— О чем вы говорили с Майлин?
Бергер запрокинул голову. Полы халата разъехались, и Лисс подумала, что он собирается перед ней обнажиться.
— Мы всегда говорили о страсти. Это ее занимало. Страстное.
— Страсть взрослых, — поправила Лисс, — в соприкосновении с ребенком.
— И об этом тоже. Ваша сестра полагала, что рецепт хорошей жизни кроется в том, чтобы совладать со страстями.

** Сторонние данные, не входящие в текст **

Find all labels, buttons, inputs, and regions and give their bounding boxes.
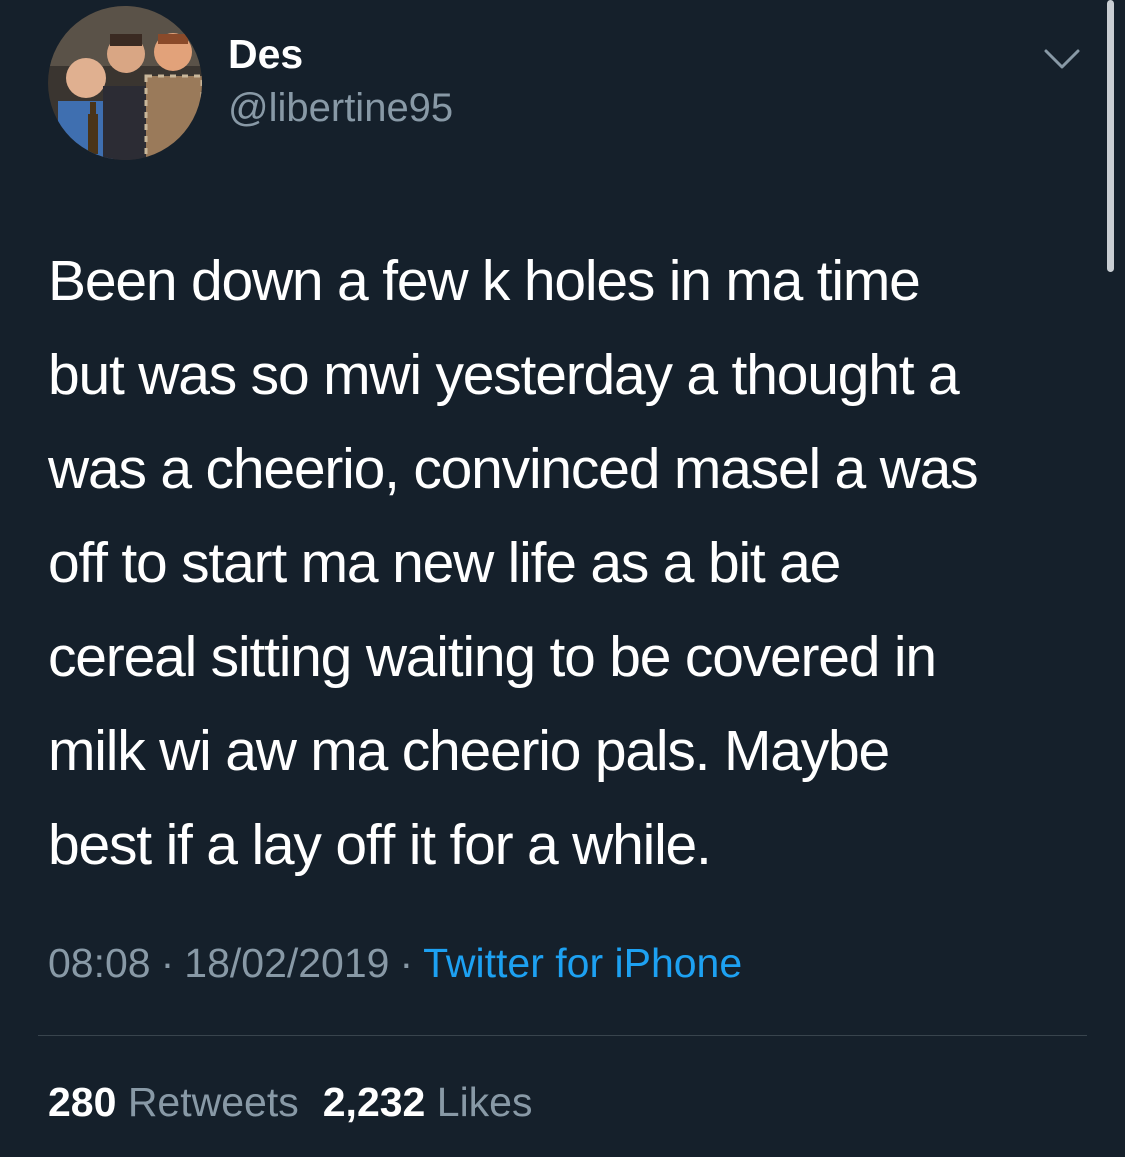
- user-handle[interactable]: @libertine95: [228, 84, 453, 132]
- retweets-label: Retweets: [127, 1079, 299, 1125]
- chevron-down-icon[interactable]: [1042, 44, 1082, 74]
- tweet-date: 18/02/2019: [184, 940, 390, 986]
- divider: [38, 1035, 1087, 1036]
- tweet-source-link[interactable]: Twitter for iPhone: [423, 940, 742, 986]
- tweet-stats: 280 Retweets 2,232 Likes: [48, 1076, 532, 1128]
- avatar[interactable]: [48, 6, 202, 160]
- display-name[interactable]: Des: [228, 30, 303, 78]
- tweet-text: Been down a few k holes in ma time but w…: [48, 249, 979, 877]
- meta-separator: ·: [160, 940, 175, 986]
- tweet-time: 08:08: [48, 940, 151, 986]
- meta-separator: ·: [399, 940, 414, 986]
- retweets-stat[interactable]: 280 Retweets: [48, 1079, 299, 1125]
- retweets-count: 280: [48, 1079, 117, 1125]
- scrollbar[interactable]: [1107, 0, 1114, 272]
- tweet-meta: 08:08 · 18/02/2019 · Twitter for iPhone: [48, 937, 742, 989]
- avatar-photo: [48, 6, 202, 160]
- likes-stat[interactable]: 2,232 Likes: [323, 1079, 533, 1125]
- likes-label: Likes: [436, 1079, 533, 1125]
- likes-count: 2,232: [322, 1079, 426, 1125]
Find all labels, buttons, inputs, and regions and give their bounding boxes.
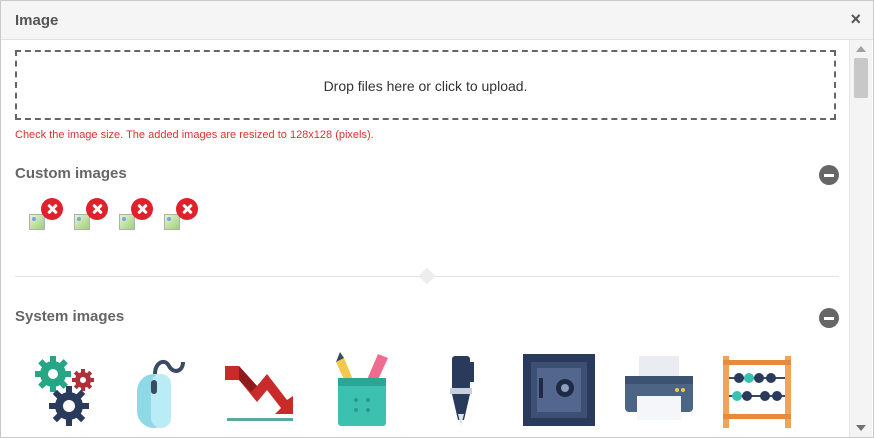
vertical-scrollbar[interactable] (849, 40, 872, 437)
abacus-icon[interactable] (719, 352, 795, 428)
remove-image-icon[interactable] (176, 198, 198, 220)
custom-images-title: Custom images (15, 165, 127, 182)
dialog-title: Image (15, 12, 59, 29)
image-size-warning: Check the image size. The added images a… (15, 129, 374, 141)
remove-image-icon[interactable] (86, 198, 108, 220)
scrollbar-thumb[interactable] (854, 58, 868, 98)
dropzone-text: Drop files here or click to upload. (323, 78, 528, 94)
collapse-custom-images-button[interactable] (819, 165, 839, 185)
custom-image[interactable] (74, 198, 114, 238)
image-dialog: Image × Drop files here or click to uplo… (0, 0, 874, 438)
broken-image-icon (164, 214, 180, 230)
dialog-titlebar: Image × (1, 1, 873, 40)
broken-image-icon (29, 214, 45, 230)
decline-chart-icon[interactable] (221, 352, 297, 428)
safe-icon[interactable] (521, 352, 597, 428)
upload-dropzone[interactable]: Drop files here or click to upload. (15, 50, 836, 120)
broken-image-icon (74, 214, 90, 230)
divider-diamond (418, 267, 436, 285)
custom-image[interactable] (119, 198, 159, 238)
system-images-title: System images (15, 308, 125, 325)
scroll-up-arrow-icon[interactable] (856, 46, 866, 52)
gears-icon[interactable] (31, 352, 107, 428)
pencil-cup-icon[interactable] (326, 352, 402, 428)
custom-image[interactable] (164, 198, 204, 238)
printer-icon[interactable] (621, 352, 697, 428)
scroll-down-arrow-icon[interactable] (856, 425, 866, 431)
custom-image[interactable] (29, 198, 69, 238)
collapse-system-images-button[interactable] (819, 308, 839, 328)
fountain-pen-icon[interactable] (424, 352, 500, 428)
remove-image-icon[interactable] (131, 198, 153, 220)
remove-image-icon[interactable] (41, 198, 63, 220)
computer-mouse-icon[interactable] (125, 352, 201, 428)
dialog-content: Drop files here or click to upload. Chec… (1, 40, 849, 437)
broken-image-icon (119, 214, 135, 230)
close-icon[interactable]: × (850, 10, 861, 28)
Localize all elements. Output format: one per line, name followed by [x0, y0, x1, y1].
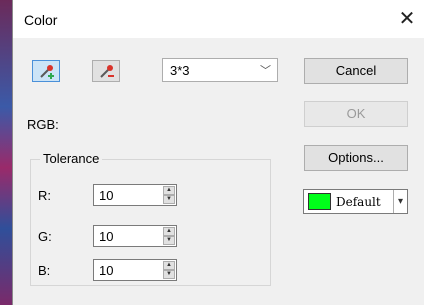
- eyedropper-add-icon: [40, 65, 54, 79]
- g-spin: ▲ ▼: [163, 227, 175, 245]
- b-spin: ▲ ▼: [163, 261, 175, 279]
- color-swatch: [308, 193, 331, 210]
- spin-down-icon[interactable]: ▼: [163, 195, 175, 204]
- r-tolerance-value: 10: [99, 188, 114, 203]
- spin-up-icon[interactable]: ▲: [163, 186, 175, 195]
- g-label: G:: [38, 229, 52, 244]
- rgb-label: RGB:: [27, 117, 59, 132]
- spin-up-icon[interactable]: ▲: [163, 227, 175, 236]
- g-tolerance-stepper[interactable]: 10 ▲ ▼: [93, 225, 177, 247]
- eyedropper-remove-button[interactable]: [92, 60, 120, 82]
- b-label: B:: [38, 263, 51, 278]
- dialog-title: Color: [24, 12, 58, 28]
- title-bar: Color ✕: [13, 0, 424, 38]
- r-tolerance-stepper[interactable]: 10 ▲ ▼: [93, 184, 177, 206]
- color-name: Default: [336, 195, 381, 209]
- b-tolerance-value: 10: [99, 263, 114, 278]
- spin-up-icon[interactable]: ▲: [163, 261, 175, 270]
- color-dialog: Color ✕ 3*3 ﹀ Cancel OK Options... RGB: …: [12, 0, 424, 305]
- options-button[interactable]: Options...: [304, 145, 408, 171]
- b-tolerance-stepper[interactable]: 10 ▲ ▼: [93, 259, 177, 281]
- spin-down-icon[interactable]: ▼: [163, 270, 175, 279]
- close-icon[interactable]: ✕: [392, 5, 422, 33]
- highlight-color-select[interactable]: Default ▾: [303, 189, 408, 214]
- sample-size-value: 3*3: [170, 63, 190, 78]
- r-label: R:: [38, 188, 51, 203]
- chevron-down-icon: ﹀: [260, 65, 271, 77]
- sample-size-select[interactable]: 3*3 ﹀: [162, 58, 278, 82]
- ok-button[interactable]: OK: [304, 101, 408, 127]
- spin-down-icon[interactable]: ▼: [163, 236, 175, 245]
- r-spin: ▲ ▼: [163, 186, 175, 204]
- g-tolerance-value: 10: [99, 229, 114, 244]
- eyedropper-add-button[interactable]: [32, 60, 60, 82]
- eyedropper-remove-icon: [100, 65, 114, 78]
- cancel-button[interactable]: Cancel: [304, 58, 408, 84]
- tolerance-legend: Tolerance: [40, 151, 103, 166]
- chevron-down-icon[interactable]: ▾: [393, 190, 407, 213]
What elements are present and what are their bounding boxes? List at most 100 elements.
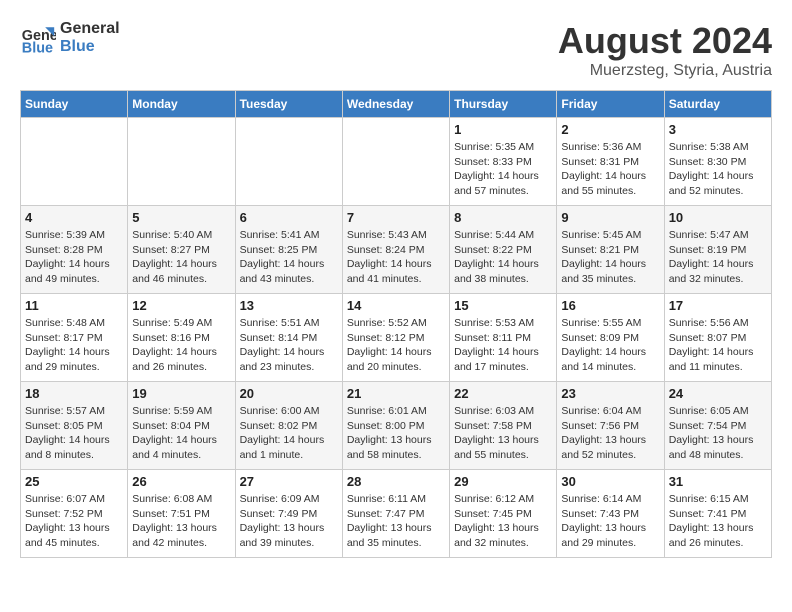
day-info: Sunrise: 5:51 AM Sunset: 8:14 PM Dayligh… [240, 316, 338, 375]
day-number: 19 [132, 386, 230, 401]
logo: General Blue General Blue [20, 20, 120, 56]
day-info: Sunrise: 5:38 AM Sunset: 8:30 PM Dayligh… [669, 140, 767, 199]
calendar-cell: 7Sunrise: 5:43 AM Sunset: 8:24 PM Daylig… [342, 206, 449, 294]
calendar-week-1: 1 Sunrise: 5:35 AM Sunset: 8:33 PM Daylig… [21, 118, 772, 206]
day-info: Sunrise: 5:49 AM Sunset: 8:16 PM Dayligh… [132, 316, 230, 375]
day-number: 20 [240, 386, 338, 401]
calendar-cell: 25 Sunrise: 6:07 AM Sunset: 7:52 PM Dayli… [21, 470, 128, 558]
calendar-cell: 3 Sunrise: 5:38 AM Sunset: 8:30 PM Daylig… [664, 118, 771, 206]
calendar-cell: 30Sunrise: 6:14 AM Sunset: 7:43 PM Dayli… [557, 470, 664, 558]
calendar-cell: 2Sunrise: 5:36 AM Sunset: 8:31 PM Daylig… [557, 118, 664, 206]
calendar-cell: 28Sunrise: 6:11 AM Sunset: 7:47 PM Dayli… [342, 470, 449, 558]
calendar-cell: 6Sunrise: 5:41 AM Sunset: 8:25 PM Daylig… [235, 206, 342, 294]
day-info: Sunrise: 6:00 AM Sunset: 8:02 PM Dayligh… [240, 404, 338, 463]
calendar-week-5: 25 Sunrise: 6:07 AM Sunset: 7:52 PM Dayli… [21, 470, 772, 558]
day-number: 7 [347, 210, 445, 225]
weekday-header-monday: Monday [128, 91, 235, 118]
day-info: Sunrise: 5:40 AM Sunset: 8:27 PM Dayligh… [132, 228, 230, 287]
calendar-cell: 19 Sunrise: 5:59 AM Sunset: 8:04 PM Dayli… [128, 382, 235, 470]
day-info: Sunrise: 5:48 AM Sunset: 8:17 PM Dayligh… [25, 316, 123, 375]
calendar-cell: 22 Sunrise: 6:03 AM Sunset: 7:58 PM Dayli… [450, 382, 557, 470]
calendar-header-row: SundayMondayTuesdayWednesdayThursdayFrid… [21, 91, 772, 118]
day-info: Sunrise: 6:01 AM Sunset: 8:00 PM Dayligh… [347, 404, 445, 463]
calendar-cell: 23 Sunrise: 6:04 AM Sunset: 7:56 PM Dayli… [557, 382, 664, 470]
day-number: 4 [25, 210, 123, 225]
day-info: Sunrise: 5:36 AM Sunset: 8:31 PM Dayligh… [561, 140, 659, 199]
day-info: Sunrise: 6:07 AM Sunset: 7:52 PM Dayligh… [25, 492, 123, 551]
day-info: Sunrise: 5:56 AM Sunset: 8:07 PM Dayligh… [669, 316, 767, 375]
day-number: 16 [561, 298, 659, 313]
calendar-week-3: 11Sunrise: 5:48 AM Sunset: 8:17 PM Dayli… [21, 294, 772, 382]
day-info: Sunrise: 5:45 AM Sunset: 8:21 PM Dayligh… [561, 228, 659, 287]
day-number: 17 [669, 298, 767, 313]
day-number: 5 [132, 210, 230, 225]
weekday-header-thursday: Thursday [450, 91, 557, 118]
calendar-cell: 17 Sunrise: 5:56 AM Sunset: 8:07 PM Dayli… [664, 294, 771, 382]
day-info: Sunrise: 6:03 AM Sunset: 7:58 PM Dayligh… [454, 404, 552, 463]
day-info: Sunrise: 5:44 AM Sunset: 8:22 PM Dayligh… [454, 228, 552, 287]
title-block: August 2024 Muerzsteg, Styria, Austria [558, 20, 772, 80]
day-number: 18 [25, 386, 123, 401]
day-info: Sunrise: 5:59 AM Sunset: 8:04 PM Dayligh… [132, 404, 230, 463]
logo-line2: Blue [60, 38, 120, 56]
calendar-cell: 4 Sunrise: 5:39 AM Sunset: 8:28 PM Daylig… [21, 206, 128, 294]
calendar-cell: 9 Sunrise: 5:45 AM Sunset: 8:21 PM Daylig… [557, 206, 664, 294]
day-number: 1 [454, 122, 552, 137]
page-header: General Blue General Blue August 2024 Mu… [20, 20, 772, 80]
day-info: Sunrise: 6:12 AM Sunset: 7:45 PM Dayligh… [454, 492, 552, 551]
calendar-cell: 15Sunrise: 5:53 AM Sunset: 8:11 PM Dayli… [450, 294, 557, 382]
day-info: Sunrise: 5:55 AM Sunset: 8:09 PM Dayligh… [561, 316, 659, 375]
calendar-cell: 16 Sunrise: 5:55 AM Sunset: 8:09 PM Dayli… [557, 294, 664, 382]
day-info: Sunrise: 5:57 AM Sunset: 8:05 PM Dayligh… [25, 404, 123, 463]
day-number: 13 [240, 298, 338, 313]
calendar-cell: 29 Sunrise: 6:12 AM Sunset: 7:45 PM Dayli… [450, 470, 557, 558]
calendar-cell: 13 Sunrise: 5:51 AM Sunset: 8:14 PM Dayli… [235, 294, 342, 382]
day-info: Sunrise: 5:39 AM Sunset: 8:28 PM Dayligh… [25, 228, 123, 287]
calendar-cell: 11Sunrise: 5:48 AM Sunset: 8:17 PM Dayli… [21, 294, 128, 382]
day-number: 26 [132, 474, 230, 489]
calendar-cell [342, 118, 449, 206]
day-info: Sunrise: 6:05 AM Sunset: 7:54 PM Dayligh… [669, 404, 767, 463]
logo-icon: General Blue [20, 20, 56, 56]
calendar-cell: 27Sunrise: 6:09 AM Sunset: 7:49 PM Dayli… [235, 470, 342, 558]
svg-text:Blue: Blue [22, 40, 53, 56]
month-title: August 2024 [558, 20, 772, 62]
calendar-cell: 1 Sunrise: 5:35 AM Sunset: 8:33 PM Daylig… [450, 118, 557, 206]
calendar-cell [128, 118, 235, 206]
calendar-cell: 8 Sunrise: 5:44 AM Sunset: 8:22 PM Daylig… [450, 206, 557, 294]
day-number: 14 [347, 298, 445, 313]
day-info: Sunrise: 5:35 AM Sunset: 8:33 PM Dayligh… [454, 140, 552, 199]
day-info: Sunrise: 6:14 AM Sunset: 7:43 PM Dayligh… [561, 492, 659, 551]
weekday-header-saturday: Saturday [664, 91, 771, 118]
day-number: 23 [561, 386, 659, 401]
calendar-cell: 26Sunrise: 6:08 AM Sunset: 7:51 PM Dayli… [128, 470, 235, 558]
day-info: Sunrise: 5:53 AM Sunset: 8:11 PM Dayligh… [454, 316, 552, 375]
calendar-cell: 21 Sunrise: 6:01 AM Sunset: 8:00 PM Dayli… [342, 382, 449, 470]
calendar-cell: 14 Sunrise: 5:52 AM Sunset: 8:12 PM Dayli… [342, 294, 449, 382]
weekday-header-sunday: Sunday [21, 91, 128, 118]
day-number: 25 [25, 474, 123, 489]
day-info: Sunrise: 6:15 AM Sunset: 7:41 PM Dayligh… [669, 492, 767, 551]
day-number: 24 [669, 386, 767, 401]
day-number: 10 [669, 210, 767, 225]
day-number: 31 [669, 474, 767, 489]
day-number: 22 [454, 386, 552, 401]
day-number: 9 [561, 210, 659, 225]
location-title: Muerzsteg, Styria, Austria [558, 62, 772, 80]
day-info: Sunrise: 5:52 AM Sunset: 8:12 PM Dayligh… [347, 316, 445, 375]
day-number: 8 [454, 210, 552, 225]
day-info: Sunrise: 5:47 AM Sunset: 8:19 PM Dayligh… [669, 228, 767, 287]
day-number: 27 [240, 474, 338, 489]
calendar-cell [235, 118, 342, 206]
calendar-cell [21, 118, 128, 206]
calendar-cell: 18 Sunrise: 5:57 AM Sunset: 8:05 PM Dayli… [21, 382, 128, 470]
calendar-table: SundayMondayTuesdayWednesdayThursdayFrid… [20, 90, 772, 558]
day-info: Sunrise: 6:04 AM Sunset: 7:56 PM Dayligh… [561, 404, 659, 463]
calendar-cell: 31 Sunrise: 6:15 AM Sunset: 7:41 PM Dayli… [664, 470, 771, 558]
calendar-cell: 12Sunrise: 5:49 AM Sunset: 8:16 PM Dayli… [128, 294, 235, 382]
logo-line1: General [60, 20, 120, 38]
day-number: 29 [454, 474, 552, 489]
day-number: 21 [347, 386, 445, 401]
day-info: Sunrise: 6:11 AM Sunset: 7:47 PM Dayligh… [347, 492, 445, 551]
day-number: 3 [669, 122, 767, 137]
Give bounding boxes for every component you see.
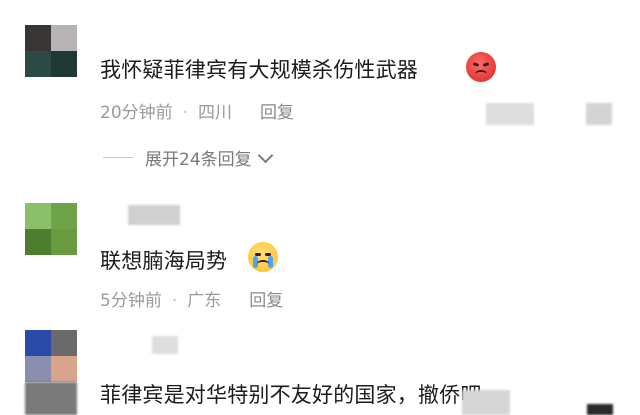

— А вы придерживаетесь того, чтобы их отпускать.
Он гулко засмеялся:
— Не отпускать. Отпускать самого себя на них. Дать им высосать из себя все силы. Вы бы в самом деле променяли пятьдесят лет скуки на острое наслаждение в течение года или минуты?
— Вы словно проповедуете.
— Вы правы, я больший священник, чем был, когда стоял у алтаря и читал тексты из Библии. Я проповедую, потому что наслаждаюсь всеми взглядами и проклятиями, но еще и любопытством, и стремлением быть искушенными. Откуда берется это желание, Лисс? Почему вы снова сюда пришли?
— Вы меня попросили. Я должна знать, что произошло в тот вечер.
Он взял пульт, выключил музыку.
— Я вам рассказывал в прошлый раз, что знал вашего отца?
Она раскрыла рот.
— Это было в семидесятых, вас еще в планах не было. Мы вращались в одних кругах. Я был падшим священником, он — художником с большими амбициями и куда меньшим талантом. — Казалось, он задумался, потом сказал: — Я подозреваю, что это было истинной причиной, по которой Майлин приходила сюда. И поэтому она согласилась на «Табу». Она хотела послушать, что я мог рассказать об отце, который оставил вас.
— Не думаю.
Бергер пожал плечами:
— Решайте сами.
— Когда… вы видели его в последний раз?
— Об этом же спрашивала Майлин, — вздохнул Бергер. — Мы виделись в Амстердаме десять-двенадцать лет назад. У него тогда была там выставка.